Question

Using standard reduction potentials from the ALEKS Data tab, calculate the standard reaction free energy ΔG0 for the following redox reaction. Round your answer to 3 significant digits. 10Cl^(−)(aq) + 2MnO4^(−)(aq) + 16H^(+)(aq) = 5Cl2(g) + 2Mn^(+2)(aq) + 8H2O(l)

Answer 1

Answer:

The standard reaction free energy = -144 kj

Explanation:

According to Electrochemical series

Standard reduction potential of

1. Cl₂  + 2 e⁻  → 2 Cl⁻                                 E⁰ = +1.36 volt .................(i)
2. MnO₄⁻ + 8H⁺ + 5 e⁻ → Mn²⁺  + 4 H₂O   E⁰ = +1.51 volt ..................(ii)

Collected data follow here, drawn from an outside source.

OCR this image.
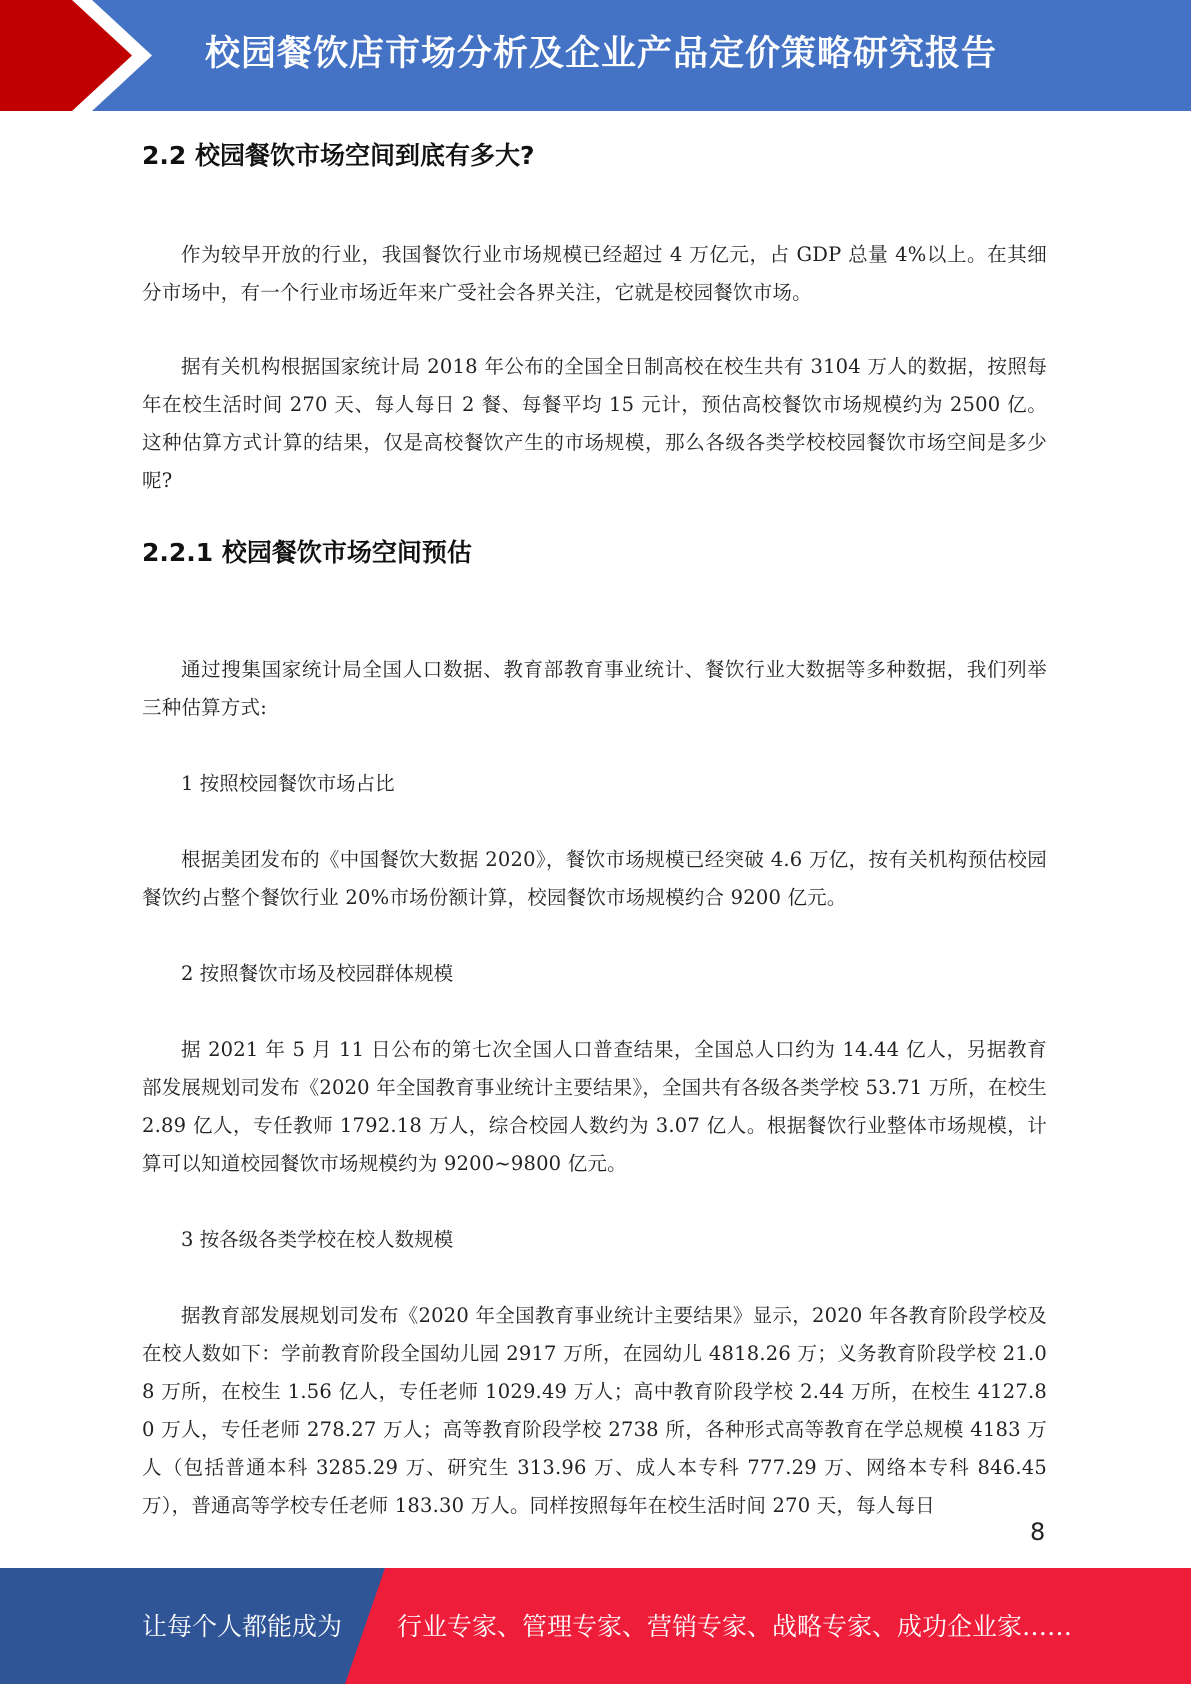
校园餐饮店市场分析及企业产品定价策略研究报告
2.2 校园餐饮市场空间到底有多大?

作为较早开放的行业，我国餐饮行业市场规模已经超过 4 万亿元，占 GDP 总量 4%以上。在其细分市场中，有一个行业市场近年来广受社会各界关注，它就是校园餐饮市场。

据有关机构根据国家统计局 2018 年公布的全国全日制高校在校生共有 3104 万人的数据，按照每年在校生活时间 270 天、每人每日 2 餐、每餐平均 15 元计，预估高校餐饮市场规模约为 2500 亿。这种估算方式计算的结果，仅是高校餐饮产生的市场规模，那么各级各类学校校园餐饮市场空间是多少呢?

2.2.1 校园餐饮市场空间预估

通过搜集国家统计局全国人口数据、教育部教育事业统计、餐饮行业大数据等多种数据，我们列举三种估算方式:

1 按照校园餐饮市场占比

根据美团发布的《中国餐饮大数据 2020》，餐饮市场规模已经突破 4.6 万亿，按有关机构预估校园餐饮约占整个餐饮行业 20%市场份额计算，校园餐饮市场规模约合 9200 亿元。

2 按照餐饮市场及校园群体规模

据 2021 年 5 月 11 日公布的第七次全国人口普查结果，全国总人口约为 14.44 亿人，另据教育部发展规划司发布《2020 年全国教育事业统计主要结果》，全国共有各级各类学校 53.71 万所，在校生 2.89 亿人，专任教师 1792.18 万人，综合校园人数约为 3.07 亿人。根据餐饮行业整体市场规模，计算可以知道校园餐饮市场规模约为 9200~9800 亿元。

3 按各级各类学校在校人数规模

据教育部发展规划司发布《2020 年全国教育事业统计主要结果》显示，2020 年各教育阶段学校及在校人数如下：学前教育阶段全国幼儿园 2917 万所，在园幼儿 4818.26 万；义务教育阶段学校 21.08 万所，在校生 1.56 亿人，专任老师 1029.49 万人；高中教育阶段学校 2.44 万所，在校生 4127.80 万人，专任老师 278.27 万人；高等教育阶段学校 2738 所，各种形式高等教育在学总规模 4183 万人（包括普通本科 3285.29 万、研究生 313.96 万、成人本专科 777.29 万、网络本专科 846.45 万），普通高等学校专任老师 183.30 万人。同样按照每年在校生活时间 270 天，每人每日

8
让每个人都能成为 行业专家、管理专家、营销专家、战略专家、成功企业家……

Since Permanganate have more positive reduction potential so it is used as a cathode half cell and chlorine as a anode half cell

Cathode half cell (Reduction)     MnO₄⁻ + 8H⁺ + 5 e⁻ → Mn²⁺  + 4 H₂O ...(3)

Anode half cell    (Oxidation)       2 Cl⁻    →   Cl₂  + 2 e⁻ ...............................(4)

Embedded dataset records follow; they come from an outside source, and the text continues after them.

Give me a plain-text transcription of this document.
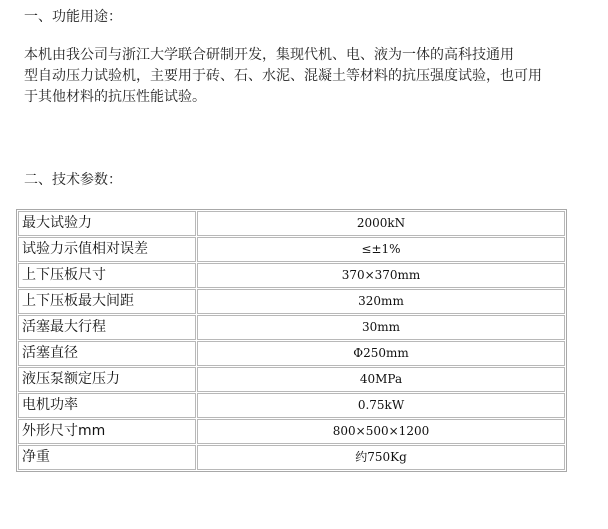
一、功能用途：
本机由我公司与浙江大学联合研制开发，集现代机、电、液为一体的高科技通用
型自动压力试验机，主要用于砖、石、水泥、混凝土等材料的抗压强度试验，也可用
于其他材料的抗压性能试验。
二、技术参数：
最大试验力	2000kN
试验力示值相对误差	≤±1%
上下压板尺寸	370×370mm
上下压板最大间距	320mm
活塞最大行程	30mm
活塞直径	Φ250mm
液压泵额定压力	40MPa
电机功率	0.75kW
外形尺寸mm	800×500×1200
净重	约750Kg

Multiplication by 2 of equation (3) and by 5 of equation(4)

10Cl⁻(aq) + 2MnO₄⁻(aq) + 16H⁺(aq) = 5Cl₂(g) + 2Mn²⁺(aq) + 8H₂O(l)

E.M.F of the combined cell reaction

                 E⁰ = E⁰cathode - E⁰anode = 1.51 - 1.36 = 0.15 v

               ⇒ ΔG⁰ reaction = - nF E⁰cell

n = no, of electron exchange = 10

              ⇒ΔG⁰ reaction = - 10 x 96500 x 0.15

                                        = - 144750 j

                                        = - 144 kj (round off by 3 significant fig.)